CONDAMNE la compagnie MMA IARD ASSURANCES MUTUELLES et la SA MMA IARD à garantir et relever indemne la SAS [Adresse 13] de cette condamnation.
AUTORISE la compagnie MMA IARD ASSURANCES MUTUELLES et la SA MMA IARD à opposer leur franchise contractuelle à la SAS [Adresse 13] sur le montant de la réparation de ce préjudice.
DÉBOUTE la SAS COMPAGNIE IMMOBILIERE MAISON INDIVIDUELLE de son recours à l’encontre de la SARL LA CIGALE DU BIARN et de la SMA SA.
DÉBOUTE la compagnie MMA IARD ASSURANCES MUTUELLES et la SA MMA IARD de leur recours à l’encontre de la SARL LA CIGALE DU BIARN.
CONDAMNE in solidum la SAS [Adresse 13], la compagnie MMA IARD ASSURANCES MUTUELLES et la SA MMA IARD à payer à Monsieur [T] [Z] et Madame [P] [D] épouse [Z] la somme de 5 000 euros au titre de l’article 700 du code de procédure civile.

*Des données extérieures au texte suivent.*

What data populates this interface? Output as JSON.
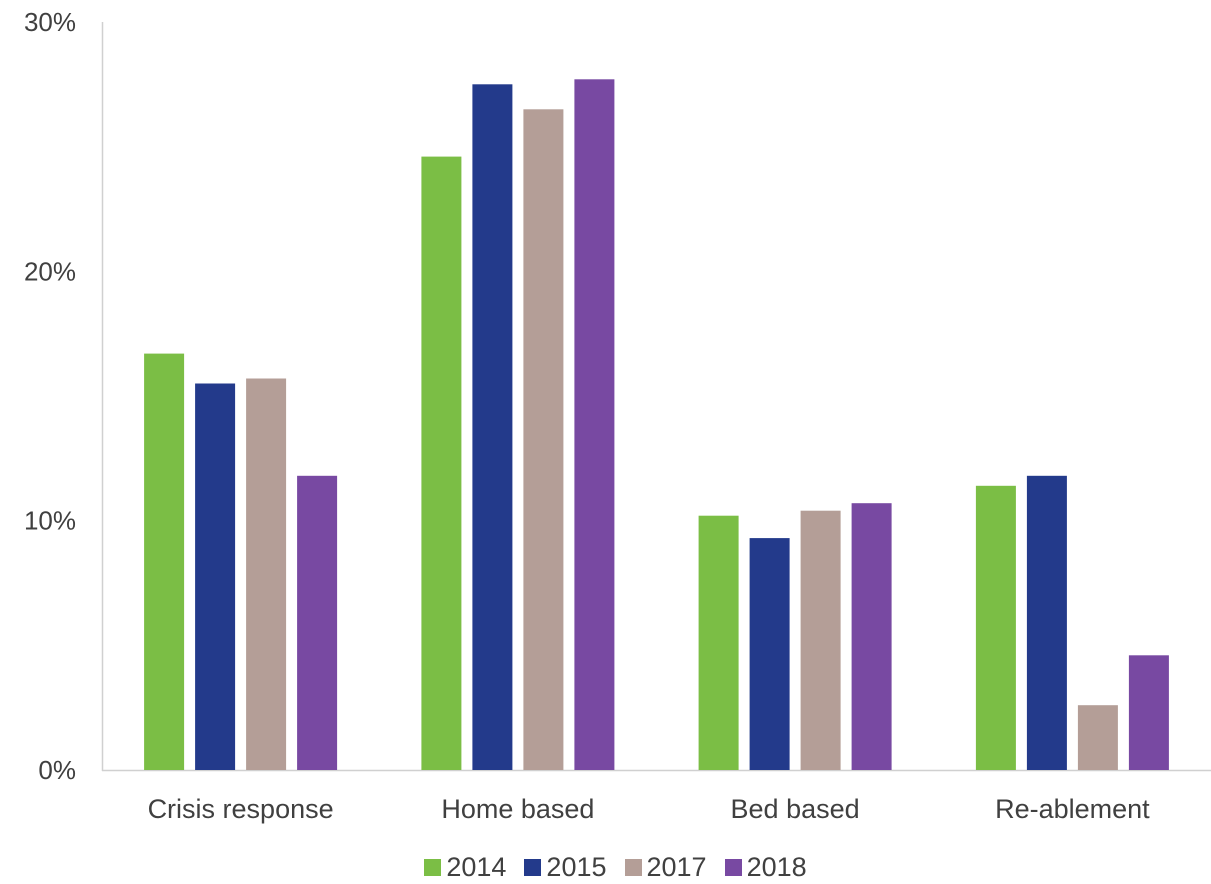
{
  "chart_data": {
    "type": "bar",
    "categories": [
      "Crisis response",
      "Home based",
      "Bed based",
      "Re-ablement"
    ],
    "series": [
      {
        "name": "2014",
        "color": "#7BBE45",
        "values": [
          16.7,
          24.6,
          10.2,
          11.4
        ]
      },
      {
        "name": "2015",
        "color": "#233A8B",
        "values": [
          15.5,
          27.5,
          9.3,
          11.8
        ]
      },
      {
        "name": "2017",
        "color": "#B49E97",
        "values": [
          15.7,
          26.5,
          10.4,
          2.6
        ]
      },
      {
        "name": "2018",
        "color": "#7849A2",
        "values": [
          11.8,
          27.7,
          10.7,
          4.6
        ]
      }
    ],
    "ylim": [
      0,
      30
    ],
    "yticks": [
      "0%",
      "10%",
      "20%",
      "30%"
    ],
    "ytick_values": [
      0,
      10,
      20,
      30
    ],
    "grid": false,
    "legend_position": "bottom"
  }
}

CONDAMNE la compagnie MMA IARD ASSURANCES MUTUELLES et la SA MMA IARD à garantir et relever indemne la SAS [Adresse 13] de cette condamnation.
DÉBOUTE Monsieur [T] [Z] et Madame [P] [D] épouse [Z] du surplus de leurs demandes.

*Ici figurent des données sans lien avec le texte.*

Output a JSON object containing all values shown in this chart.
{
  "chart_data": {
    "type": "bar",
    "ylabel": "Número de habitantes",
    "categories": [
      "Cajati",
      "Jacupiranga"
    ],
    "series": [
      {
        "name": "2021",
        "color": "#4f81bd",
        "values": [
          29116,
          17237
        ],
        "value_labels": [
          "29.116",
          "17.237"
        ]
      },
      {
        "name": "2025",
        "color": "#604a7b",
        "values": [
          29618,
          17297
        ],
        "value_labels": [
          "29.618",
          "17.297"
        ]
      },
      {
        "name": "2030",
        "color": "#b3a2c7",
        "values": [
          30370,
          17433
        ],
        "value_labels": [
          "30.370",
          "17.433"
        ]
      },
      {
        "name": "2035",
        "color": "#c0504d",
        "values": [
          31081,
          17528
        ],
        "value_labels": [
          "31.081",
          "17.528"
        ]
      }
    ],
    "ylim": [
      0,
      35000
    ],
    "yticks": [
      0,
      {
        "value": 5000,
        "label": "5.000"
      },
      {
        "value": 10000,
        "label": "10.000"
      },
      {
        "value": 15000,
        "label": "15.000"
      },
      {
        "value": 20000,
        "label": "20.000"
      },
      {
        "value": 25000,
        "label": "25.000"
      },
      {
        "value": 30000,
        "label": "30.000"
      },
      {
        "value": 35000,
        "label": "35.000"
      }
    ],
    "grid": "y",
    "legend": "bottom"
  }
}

DÉBOUTE la SARL LA CIGALE DU BIARN et la SMA SA de leurs demandes au titre de l’article 700 du code de procédure civile.
CONDAMNE in solidum la SAS [Adresse 13], la compagnie MMA IARD ASSURANCES MUTUELLES et la SA MMA IARD aux dépens, en ce compris le coût de l’expertise judiciaire et ceux de la procédure de référé.

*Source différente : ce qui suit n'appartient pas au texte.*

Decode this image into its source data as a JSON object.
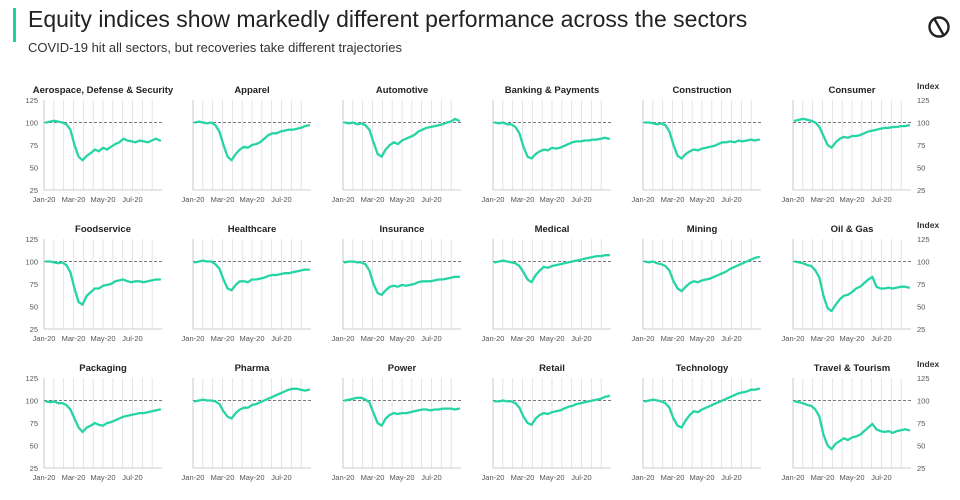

CONDAMNE la compagnie MMA IARD ASSURANCES MUTUELLES et la SA MMA IARD à garantir et relever indemne la SAS [Adresse 13] de cette condamnation.
RAPPELLE que l’exécution provisoire est de droit et DIT n’y avoir lieu de l’écarter, sous réserve de la fourniture par Monsieur [T] [Z] et Madame [P] [D] épouse [Z] d’une caution bancaire à concurrence d’un montant de 375 000 euros, garantissant la restitution éventuelle des sommes fixées par la présente décision en principal, intérêts et frais.
La présente décision est signée par Madame MURE, Vice-Président, Président de la 7e Chambre Civile, et par Monsieur ROUCHEYROLLES, Greffier.